13) What is being asserted is that as societies allow wealth to be distributed more freely, while some of it will accumulate in the hands of the wealthy more will land in the hands of those who would normally be impoverished.
14) It is the CONTROL of the wealth that invariably creates the billionaires at the expense of those becoming impoverished.

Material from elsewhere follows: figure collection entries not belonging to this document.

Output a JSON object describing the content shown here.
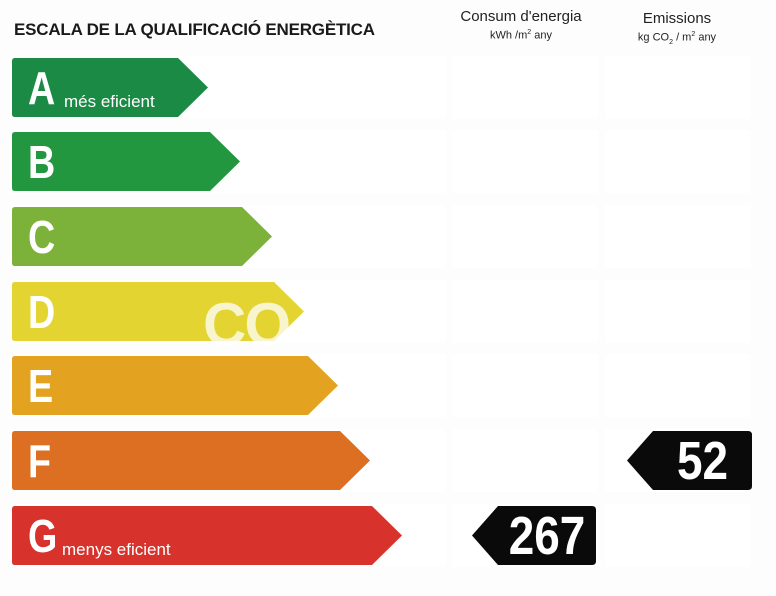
{
  "title": "ESCALA DE LA QUALIFICACIÓ ENERGÈTICA",
  "columns": {
    "consum": {
      "line1": "Consum d'energia",
      "unit_a": "kWh /m",
      "unit_sup": "2",
      "unit_b": " any"
    },
    "emissions": {
      "line1": "Emissions",
      "unit_a": "kg CO",
      "unit_sub": "2",
      "unit_mid": " / m",
      "unit_sup": "2",
      "unit_b": " any"
    }
  },
  "classes": [
    {
      "letter": "A",
      "desc": "més eficient",
      "color": "#1a8a44"
    },
    {
      "letter": "B",
      "desc": "",
      "color": "#23973f"
    },
    {
      "letter": "C",
      "desc": "",
      "color": "#7cb23a"
    },
    {
      "letter": "D",
      "desc": "",
      "color": "#e4d431"
    },
    {
      "letter": "E",
      "desc": "",
      "color": "#e3a320"
    },
    {
      "letter": "F",
      "desc": "",
      "color": "#dc6f22"
    },
    {
      "letter": "G",
      "desc": "menys eficient",
      "color": "#d7322b"
    }
  ],
  "ratings": {
    "consum_value": "267",
    "consum_class": "G",
    "emissions_value": "52",
    "emissions_class": "F"
  },
  "watermark": "CO"
}
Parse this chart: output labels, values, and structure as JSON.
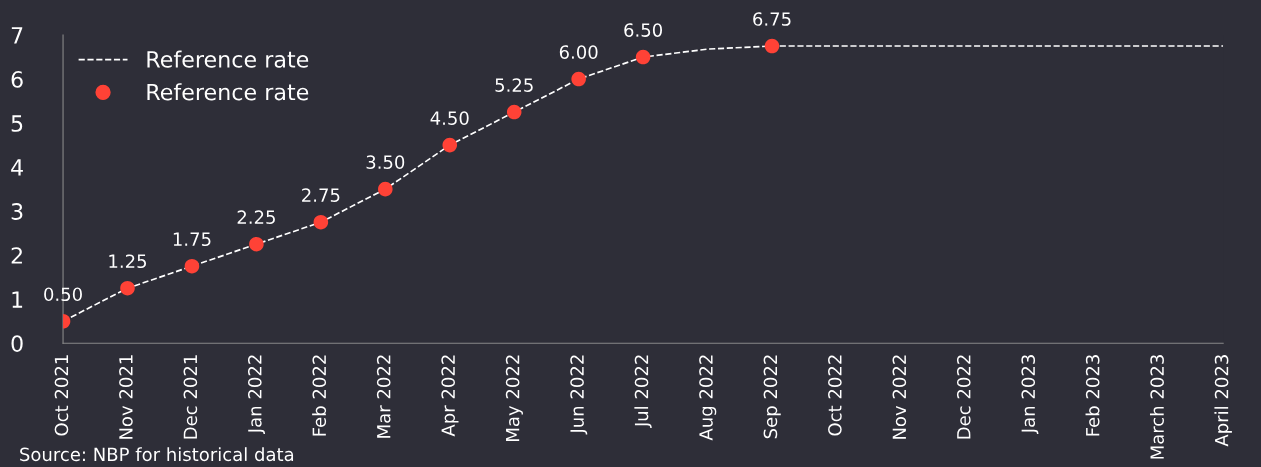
{
  "chart_data": {
    "type": "line",
    "categories": [
      "Oct 2021",
      "Nov 2021",
      "Dec 2021",
      "Jan 2022",
      "Feb 2022",
      "Mar 2022",
      "Apr 2022",
      "May 2022",
      "Jun 2022",
      "Jul 2022",
      "Aug 2022",
      "Sep 2022",
      "Oct 2022",
      "Nov 2022",
      "Dec 2022",
      "Jan 2023",
      "Feb 2023",
      "March 2023",
      "April 2023"
    ],
    "series": [
      {
        "name": "Reference rate",
        "color": "#ffffff",
        "line_style": "dashed",
        "marker": "none",
        "values": [
          0.5,
          1.25,
          1.75,
          2.25,
          2.75,
          3.5,
          4.5,
          5.25,
          6.0,
          6.5,
          6.68,
          6.75,
          6.75,
          6.75,
          6.75,
          6.75,
          6.75,
          6.75,
          6.75
        ]
      },
      {
        "name": "Reference rate",
        "type": "scatter",
        "color": "#ff4236",
        "marker": "circle",
        "values": [
          0.5,
          1.25,
          1.75,
          2.25,
          2.75,
          3.5,
          4.5,
          5.25,
          6.0,
          6.5,
          null,
          6.75,
          null,
          null,
          null,
          null,
          null,
          null,
          null
        ],
        "value_labels": [
          "0.50",
          "1.25",
          "1.75",
          "2.25",
          "2.75",
          "3.50",
          "4.50",
          "5.25",
          "6.00",
          "6.50",
          null,
          "6.75",
          null,
          null,
          null,
          null,
          null,
          null,
          null
        ]
      }
    ],
    "ylim": [
      0,
      7
    ],
    "yticks": [
      0,
      1,
      2,
      3,
      4,
      5,
      6,
      7
    ],
    "grid": false,
    "legend": "top left",
    "annotations": [
      "Source: NBP for historical data"
    ]
  }
}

Even control with the goal of reducing this poverty inevitably backfires and creates more ultrawealthy, or so the belief goes.
15) And it is a belief I share.

Let’s look at the on face value virtuous goal of the Clinton administration to put everyone in homes, and creating subprime mortgages.
16) The Clinton administration uses central authority that had been accumulated in the government to have banks finance the purchase of homes by poorer people than would normally purchase homes.

Obviously, this was risky and expensive for the banks.
17) So, that same central authority allowed the banks to shove all of their loan risks onto Fannie May and Freddie Mac, and to offload the loans by the creation of mortgage-backed securities.

‘But that sounds like authority’s being lowered?’ You might query.
18) In reality, the banks (which were required to give these loans by law, keep in mind) who benefitted most were the largest banks.

Once the financial crisis happened, those large banks were the ones who survived, and grew by absorbing their smaller competitors who didn’t.
19) The government, starting with the Clinton administration, then the Bush administration, and then culminating in the Obama administration used its central authority to in effect rig the game so that the wealthiest in society became even wealthier, wealth was more concentrated
20) Was this intentional? Who knows. Maybe, maybe not. I certainly don’t blame the dumbass declaring that without billionaires there wouldn’t be poverty.

But I do blame any who believe that any attempts to eliminate the ultrawealthy by centralization wouldn’t exasterbate it.